Tuesday, October 15, 2013

Spinning off on spin-offs


Spin-offs of successful shows look like relatively dependable bets, from a network planning standpoint:  they appeal to similar audiences as the original, and tell new stories in a familiar universe.  One might reasonably presume this  provides a built-in audience for at least moderate success.   It makes sense:  to the extent that television is supposed to be comforting, there's a lot to be said for the comfort of a familiar story setting.  It's good to feel like you know the rules of the fictional world, especially when the real one so often seems unpredictable.

Still, spin-offs seldom surpass their parents.  There have, of course, been quite a few notable spin-off successes.  But setting aside franchises like JAG/NCIS, Law & Order, Dr.

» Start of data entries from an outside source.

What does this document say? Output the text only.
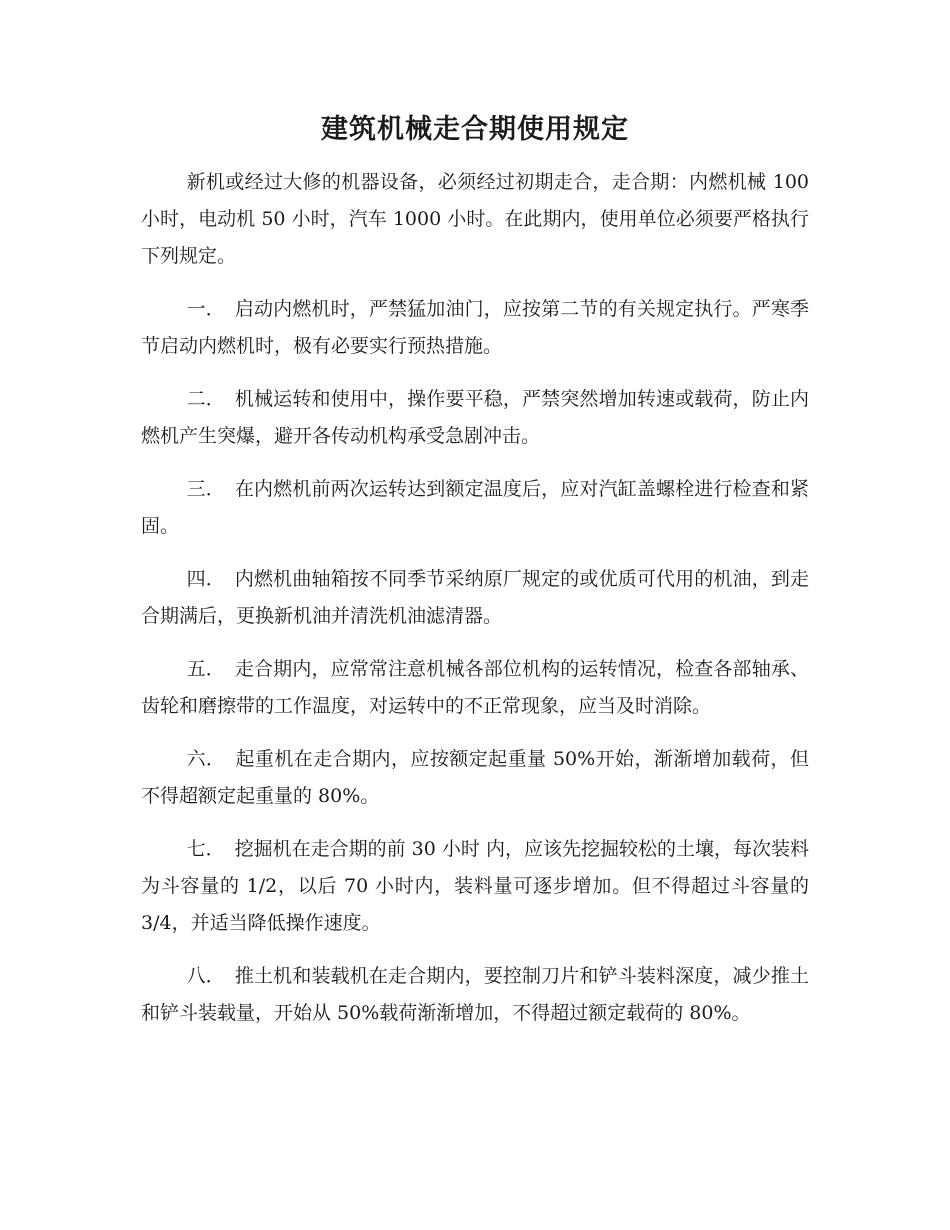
建筑机械走合期使用规定

新机或经过大修的机器设备，必须经过初期走合，走合期：内燃机械 100 小时，电动机 50 小时，汽车 1000 小时。在此期内，使用单位必须要严格执行下列规定。

一． 启动内燃机时，严禁猛加油门，应按第二节的有关规定执行。严寒季节启动内燃机时，极有必要实行预热措施。

二． 机械运转和使用中，操作要平稳，严禁突然增加转速或载荷，防止内燃机产生突爆，避开各传动机构承受急剧冲击。

三． 在内燃机前两次运转达到额定温度后，应对汽缸盖螺栓进行检查和紧固。

四． 内燃机曲轴箱按不同季节采纳原厂规定的或优质可代用的机油，到走合期满后，更换新机油并清洗机油滤清器。

五． 走合期内，应常常注意机械各部位机构的运转情况，检查各部轴承、齿轮和磨擦带的工作温度，对运转中的不正常现象，应当及时消除。

六． 起重机在走合期内，应按额定起重量 50%开始，渐渐增加载荷，但不得超额定起重量的 80%。

七． 挖掘机在走合期的前 30 小时 内，应该先挖掘较松的土壤，每次装料为斗容量的 1/2，以后 70 小时内，装料量可逐步增加。但不得超过斗容量的 3/4，并适当降低操作速度。

八． 推土机和装载机在走合期内，要控制刀片和铲斗装料深度，减少推土和铲斗装载量，开始从 50%载荷渐渐增加，不得超过额定载荷的 80%。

Who, CSI, Stargate, and Star Trek, there aren’t too many really memorable ones.  Angel (from Buffy: The Vampire Slayer), Private Practice (from Grey’s Anatomy), Boston Legal (from The Practice)…the truth is that for every Xena: Warrior Princess (from Hercules) and Frasier (from Cheers), there are a dozen Joeys and AfterM.A.S.H.es.   The moral, I suppose, is that as dependable as spin-offs seem, they have to walk a thin line.  They can’t last for long if they don’t provide something beyond a copy of their originals--and yet they become untethered and uninteresting if they diverge too far from the formulas and moods that made their predecessors work.  

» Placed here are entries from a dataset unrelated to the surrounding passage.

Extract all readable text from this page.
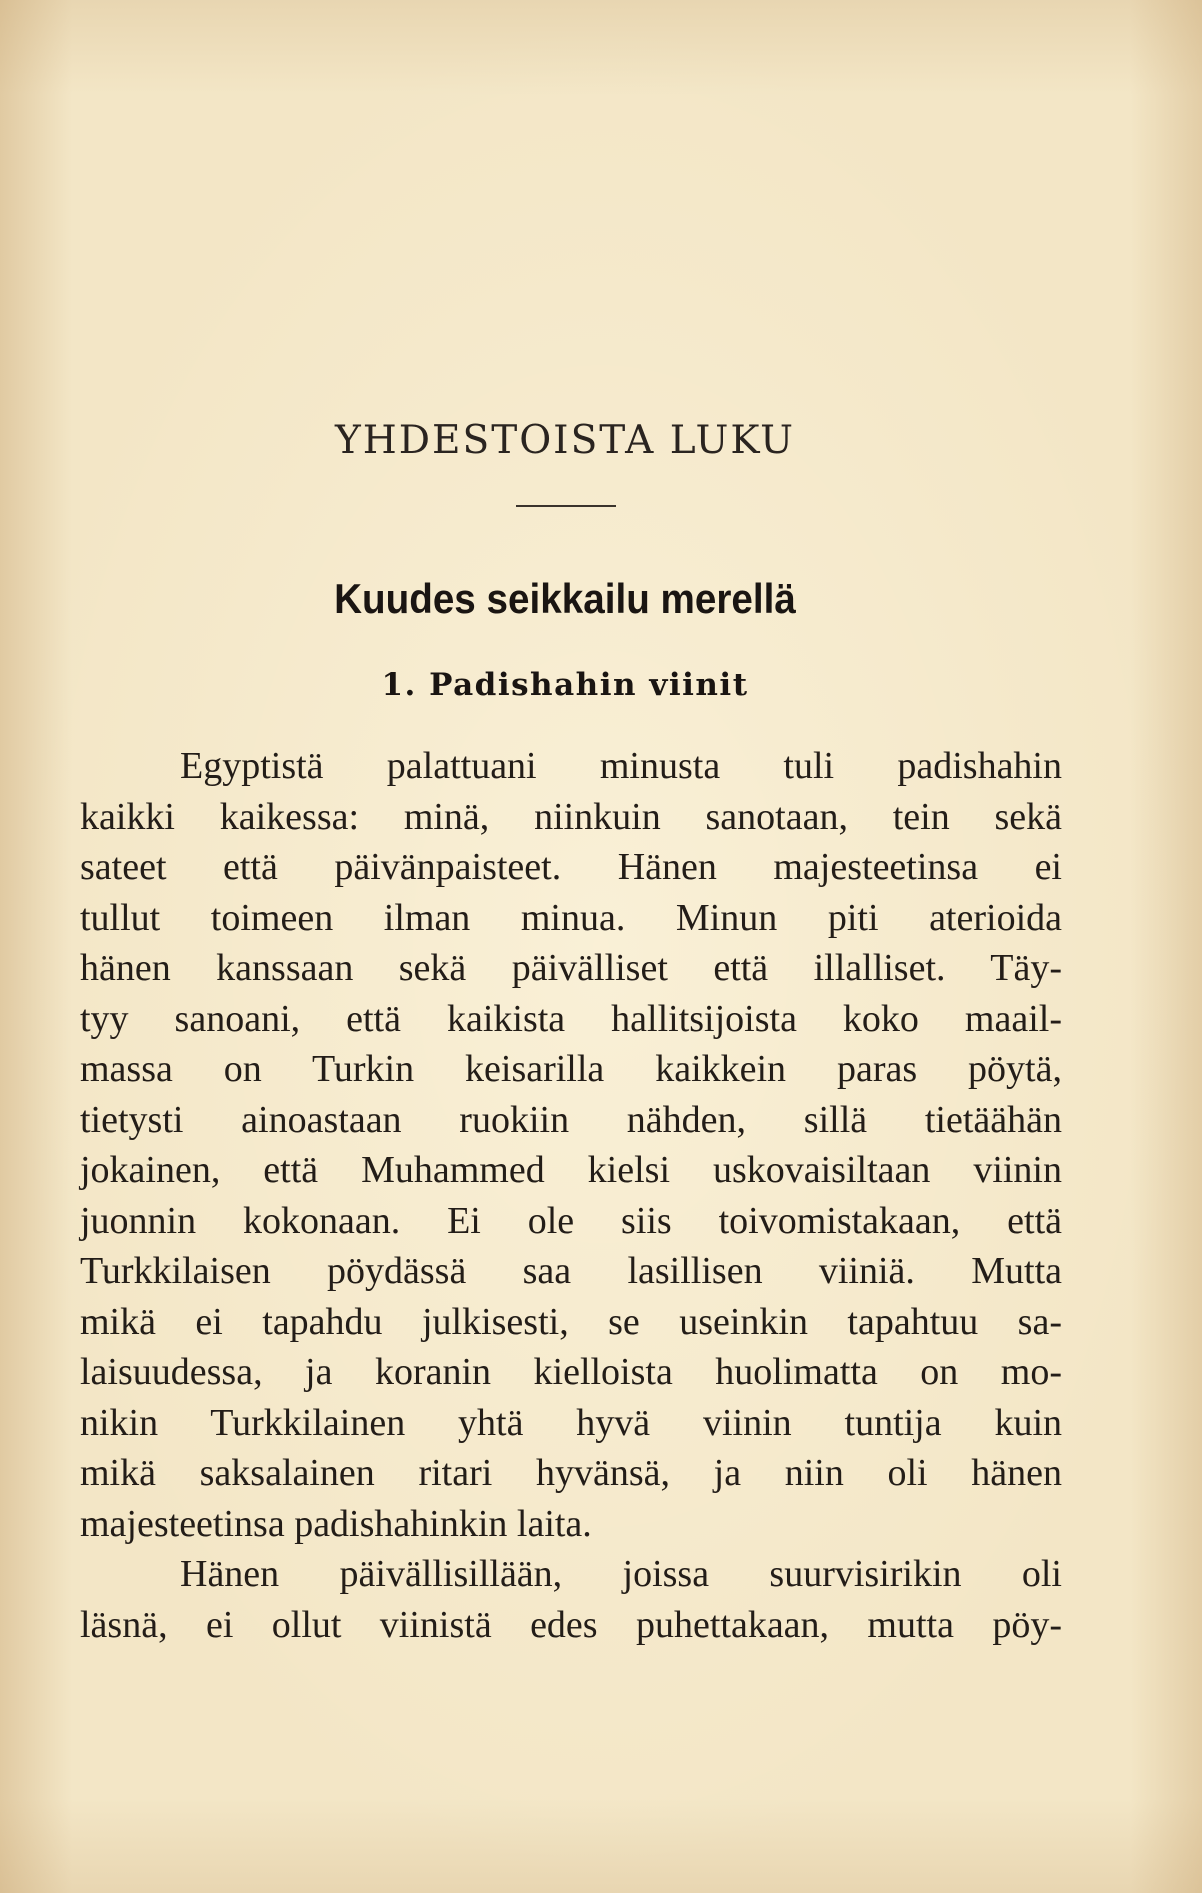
YHDESTOISTA LUKU
Kuudes seikkailu merellä
1. Padishahin viinit
Egyptistä palattuani minusta tuli padishahin
kaikki kaikessa: minä, niinkuin sanotaan, tein sekä
sateet että päivänpaisteet. Hänen majesteetinsa ei
tullut toimeen ilman minua. Minun piti aterioida
hänen kanssaan sekä päivälliset että illalliset. Täy-
tyy sanoani, että kaikista hallitsijoista koko maail-
massa on Turkin keisarilla kaikkein paras pöytä,
tietysti ainoastaan ruokiin nähden, sillä tietäähän
jokainen, että Muhammed kielsi uskovaisiltaan viinin
juonnin kokonaan. Ei ole siis toivomistakaan, että
Turkkilaisen pöydässä saa lasillisen viiniä. Mutta
mikä ei tapahdu julkisesti, se useinkin tapahtuu sa-
laisuudessa, ja koranin kielloista huolimatta on mo-
nikin Turkkilainen yhtä hyvä viinin tuntija kuin
mikä saksalainen ritari hyvänsä, ja niin oli hänen
majesteetinsa padishahinkin laita.
Hänen päivällisillään, joissa suurvisirikin oli
läsnä, ei ollut viinistä edes puhettakaan, mutta pöy-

So how do this season’s spin-offs fare?
                                                                                                                                                                         
The Originals (CW, new.  Supernatural drama.)

Watched: Pilot

Premise: Thousand-year-old “original” vampires return to New Orleans to deal with a power struggle among the city’s supernatural population.

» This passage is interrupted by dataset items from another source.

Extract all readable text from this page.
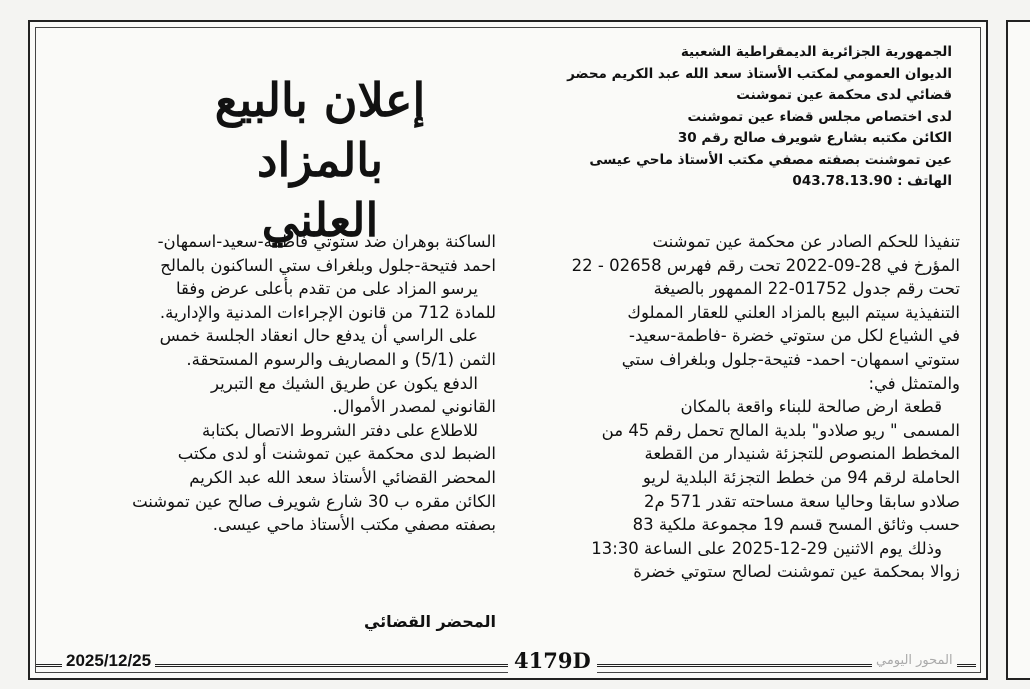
الجمهورية الجزائرية الديمقراطية الشعبية
الديوان العمومي لمكتب الأستاذ سعد الله عبد الكريم محضر
قضائي لدى محكمة عين تموشنت
لدى اختصاص مجلس قضاء عين تموشنت
الكائن مكتبه بشارع شويرف صالح رقم 30
عين تموشنت بصفته مصفي مكتب الأستاذ ماحي عيسى
الهاتف : 043.78.13.90
إعلان بالبيع
بالمزاد العلني	تنفيذا للحكم الصادر عن محكمة عين تموشنت

المؤرخ في 28-09-2022 تحت رقم فهرس 02658 - 22

تحت رقم جدول 01752-22 الممهور بالصيغة

التنفيذية سيتم البيع بالمزاد العلني للعقار المملوك

في الشياع لكل من ستوتي خضرة -فاطمة-سعيد-

ستوتي اسمهان- احمد- فتيحة-جلول وبلغراف ستي

والمتمثل في:

قطعة ارض صالحة للبناء واقعة بالمكان

المسمى " ريو صلادو" بلدية المالح تحمل رقم 45 من

المخطط المنصوص للتجزئة شنيدار من القطعة

الحاملة لرقم 94 من خطط التجزئة البلدية لريو

صلادو سابقا وحاليا سعة مساحته تقدر 571 م2

حسب وثائق المسح قسم 19 مجموعة ملكية 83

وذلك يوم الاثنين 29-12-2025 على الساعة 13:30

زوالا بمحكمة عين تموشنت لصالح ستوتي خضرة

الساكنة بوهران ضد ستوتي فاطمة-سعيد-اسمهان-

احمد فتيحة-جلول وبلغراف ستي الساكنون بالمالح

يرسو المزاد على من تقدم بأعلى عرض وفقا

للمادة 712 من قانون الإجراءات المدنية والإدارية.

على الراسي أن يدفع حال انعقاد الجلسة خمس

الثمن (5/1) و المصاريف والرسوم المستحقة.

الدفع يكون عن طريق الشيك مع التبرير

القانوني لمصدر الأموال.

للاطلاع على دفتر الشروط الاتصال بكتابة

الضبط لدى محكمة عين تموشنت أو لدى مكتب

المحضر القضائي الأستاذ سعد الله عبد الكريم

الكائن مقره ب 30 شارع شويرف صالح عين تموشنت

بصفته مصفي مكتب الأستاذ ماحي عيسى.

المحضر القضائي
2025/12/25	4179D	المحور اليومي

Promise:  The show is a spin-off from the Vampire Diaries, which may explain the way it feels like being dropped into the middle of a world whose rules can only be explained through exposition.  But it doesn’t explain why that exposition is so stilted and clunky.  The show is, like its progenitor, soapy and overtly flirtatious.  Its characters are, like their kin, selfish, manipulative, and for the most part, unsympathetic.  And overall, from what I can tell, it doesn’t do much to distinguish itself from its parent show—it tells the same sort of story, just in a different part of the country.  That recipe has, of course, worked for CSI and NCIS, but both of them already have such powerful procedural story engines that they can tell a nearly infinite number of similar stories.  Perhaps the same is true The Vampire Diaries—the world will never run out of stilted, soapy, power-struggle drama.  But if that’s not your thing (and it’s not mine), this show won’t be either.    

Verdict:  Worth trying if you like the Vampire Diaries or other similarly soapy dramas.  Otherwise, I’d give it a miss.


Once Upon a Time in Wonderland (ABC, new.  Fantasy/adventure/romance/magical realism.)

Watched: Pilot

Premise:  Alice breaks out of a mental institution and returns to Wonderland as an adult to find and reunite with her imprisoned true love.

Promise: The show is a spin-off from Once Upon a Time, and shares much the same fairy-tale-inspired sense of moral absolutism and adventure.  Also like its forbear, it features a strong, if somewhat irrational, female lead—this one inspired by true love, as opposed to maternal instinct—who persists against all odds to vindicate her goals.  It exists in the same universe as its parent show, but doesn’t have a lot of story overlap, which means it has to provide its own story engine.  Which it does, to a point.  “True Love Conquers All” isn’t a particularly new story, but it’s a classic for a reason.  It’s also a story and setting that, at any time, can veer toward the silly, the sappy, or the dark.  This iteration (to my mind) veers too often toward silly or sappy, and not often enough toward dark, but on the other hand, its tone-straddling stance means it has something to offer multiple audiences.  It’ll be interesting to see where it settles out tonally, if it does.

Verdict:  I find it a bit hard to see how the show will sustain a full season’s worth of story—there are only so many obstacles one can place in the way of true love before the whole endeavor starts wearing thin—but there’s enough likeable independent material that I’ll stick with it, at least for a while.

On the DVRLucky 7 (canceled), Masters of Sex, Betrayal, Hello Ladies, Super Fun Night, Sean Saves the World, Witches of East End.